Combustion, Flow, and Plasma Interaction Laboratory
The work in this lab focuses on the interactions of different plasma sources with combustible and inert flows for both subsonic and supersonic applications. Plasma generation, by means of AC or DV electrical discharges or optical laser breakdown, is used to control the flowfield of simple atmospheric flames, subsonic and supersonic boundary layers, and supersonic base flows. These effects are probed by a variety of optical diagnostics in order to measure velocity, temperature, and species concentrations in order to develop an understanding of the benefits of plasma actuators in these types of flows. Work in the lab is supported by the Army Research Office (ARO), the Air Force Office of Scientific Research (AFOSR), and the U.S. Department of Energy (DOE).
|102 Aerodynamics Research lab
Facility and Equipment Description
Combustion Research Stand
A 3-axis traverse system mounted between optical tables and below the facility exhaust allows for trivial positioning of the test burner with respect to the desired diagnostic. Five flow controllers allow for accurate control of fuel or dilution gases flowing to the burner. Diagnostics performed on the combustion research stand include absorption measurements, spontaneous Raman scatters, CARS, filtered Rayleigh scattering, PIV, and ignition measurements.
Subsonic and Supersonic Wind Tunnels
The LabVIEW-controlled subsonic facility features a 15”x15”x47” test section that exhausts outside the facility with full optical access on both sides and limited optical access from above. The supersonic facility has a 5”x5” square test section with optical access on all 4 sides designed for Mach 4 flows but modular enough to produce Mach 2 flow.
Plasmas generated for flow control in the lab include a pulsed plasma jet actuator, an AC dielectric barrier discharge (DBD) actuator, a nanosecond DC pulsed DBD, and a RF discharge.
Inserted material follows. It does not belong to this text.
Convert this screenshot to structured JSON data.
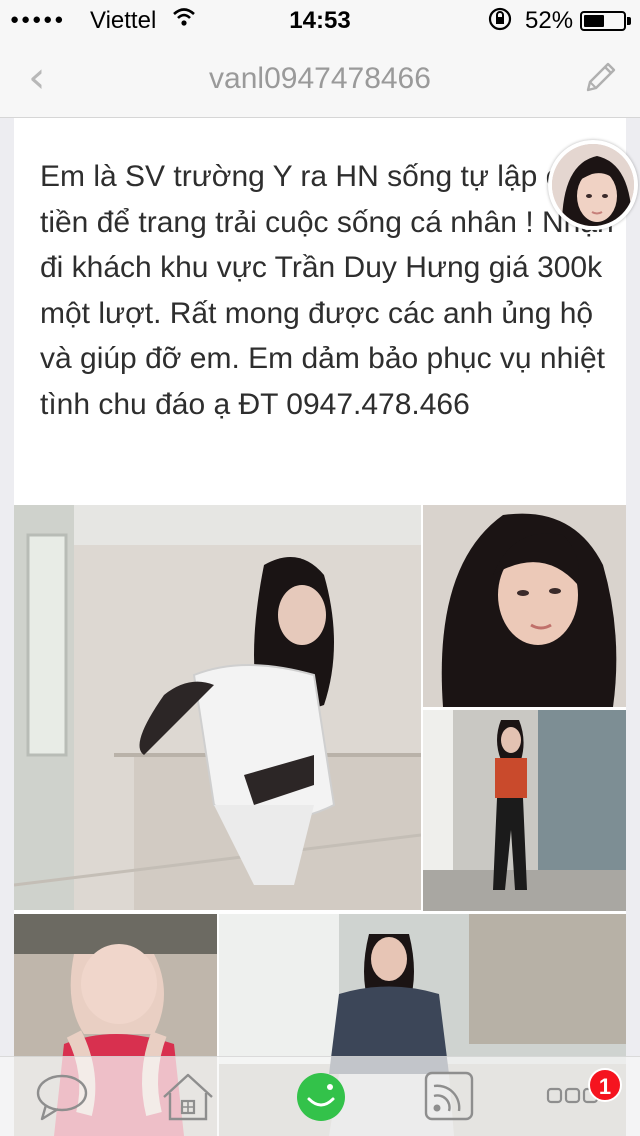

The plasma from a laser induced breakdown (LIB) is also commonly used as an ignition source for combustion experiments on the test stand and in the subsonic wind tunnel, but also for flow control in the Mach 4 facility.
The lab includes two seeded Nd:YAG lasers, an unseeded Nd:YAG, both a narrowband and broadband dye laser, and four dual-cavity PIV lasers. Detectors include two ICCD cameras, a back-illuminated CCD camera, an EMCCD camera, two high-speed Photron cameras, 6 dual framing cameras for PIV, and 4 cMOS detectors coupled with 4 spectrometers ranging from resolutions of 0.007 nm to 0.38 nm. Diagnostics performed with this equipment include emission spectroscopy, OH and H2O absorption, PIV, spontaneous Raman scattering, filtered Rayleigh scattering, CARS, OH PLIF, H and O TALIF, and high-speed schlieren.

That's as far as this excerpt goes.